Por: Reynaldo Rodríguez Cuéllar
Santa Cruz conmemoró las efemérides nacionales en medio de una tragedia que jamás debió ocurrir. El devastador incendio registrado en la Feria Barrio Lindo no solo deja cuantiosas pérdidas materiales y el drama de cientos de familias que vieron desaparecer el trabajo de toda una vida, sino que vuelve a poner en evidencia las graves falencias en materia de prevención y gestión de riesgos en los principales centros de abastecimiento de la ciudad.

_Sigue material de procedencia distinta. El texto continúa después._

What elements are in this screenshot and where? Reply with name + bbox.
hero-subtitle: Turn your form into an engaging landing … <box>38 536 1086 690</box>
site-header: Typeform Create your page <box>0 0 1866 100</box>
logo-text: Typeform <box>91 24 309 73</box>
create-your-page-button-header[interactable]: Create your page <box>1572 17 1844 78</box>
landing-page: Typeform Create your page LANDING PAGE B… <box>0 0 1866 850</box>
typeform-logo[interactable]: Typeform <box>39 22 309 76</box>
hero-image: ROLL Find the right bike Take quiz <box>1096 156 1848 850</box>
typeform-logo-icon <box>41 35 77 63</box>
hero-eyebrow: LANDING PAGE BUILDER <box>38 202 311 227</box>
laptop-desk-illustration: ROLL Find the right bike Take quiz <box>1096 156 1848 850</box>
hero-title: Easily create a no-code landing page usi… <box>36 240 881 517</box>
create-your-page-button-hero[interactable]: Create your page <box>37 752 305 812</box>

Cuando este tipo de contingencias se repiten, ya no pueden atribuirse a la casualidad. Constituyen una inadmisible falta de prevención que exige responsabilidades concretas. En este caso, la responsabilidad es compartida, las asociaciones de comerciantes tienen el deber de garantizar el cumplimiento de normas básicas de seguridad, mientras que el Gobierno Autónomo Municipal, como autoridad competente en la administración, fiscalización y control de los mercados, debe ejercer una supervisión permanente para evitar que una emergencia de estas dimensiones se convierta en una catástrofe.
La prioridad absoluta continúa siendo proteger la vida y controlar el incendio. Más de 500 efectivos de Bomberos, voluntarios, Policía, Gobernación, Alcaldía y otras instituciones fueron desplegados en las tareas de extinción, mientras el Gobierno nacional anunció un plan de alivio financiero, tributario y de recuperación del capital de trabajo para las familias damnificadas.
Sin embargo, la ayuda económica para el "día después" no puede sustituir el deber de prevenir el desastre antes de que ocurra. Los peritajes deberán establecer las causas específicas del siniestro y, determinar si existían las condiciones de seguridad exigibles, si se realizaron inspecciones periódicas y si las observaciones técnicas fueron corregidas oportunamente.
Santa Cruz merece mercados seguros, planes de contingencia efectivos, sistemas contra incendios funcionales y autoridades capaces de antelarse a las emergencias y no reaccionar cuando el daño ya es irreversible.
La solidaridad con los comerciantes afectados debe ir acompañada de una investigación transparente y de la asunción de responsabilidades. Solo así será posible evitar que una tragedia de esta magnitud vuelva a repetirse.
A la tragedia se sumó un hecho aún más indignante. Mientras cientos de personas arriesgaban su integridad para combatir el incendio y salvar lo que quedaba del patrimonio de los comerciantes, individuos dedicados al robo, conocidos popularmente como "hombres topo", aprovecharon el caos para ingresar al área afectada y robarse mercadería y otros bienes, llegando al infame extremo de publicar su delito en vivo, en redes sociales, estos hechos no solo rayan en un acto de extrema insensibilidad y oportunismo criminal, sino también ante una preocupante vulneración de la seguridad en plena emergencia. Corresponde a la Policía y al Ministerio Público identificar, capturar y llevar ante la justicia a todos los responsables, enviando un mensaje inequívoco de que ninguna tragedia puede convertirse en una oportunidad para la delincuencia.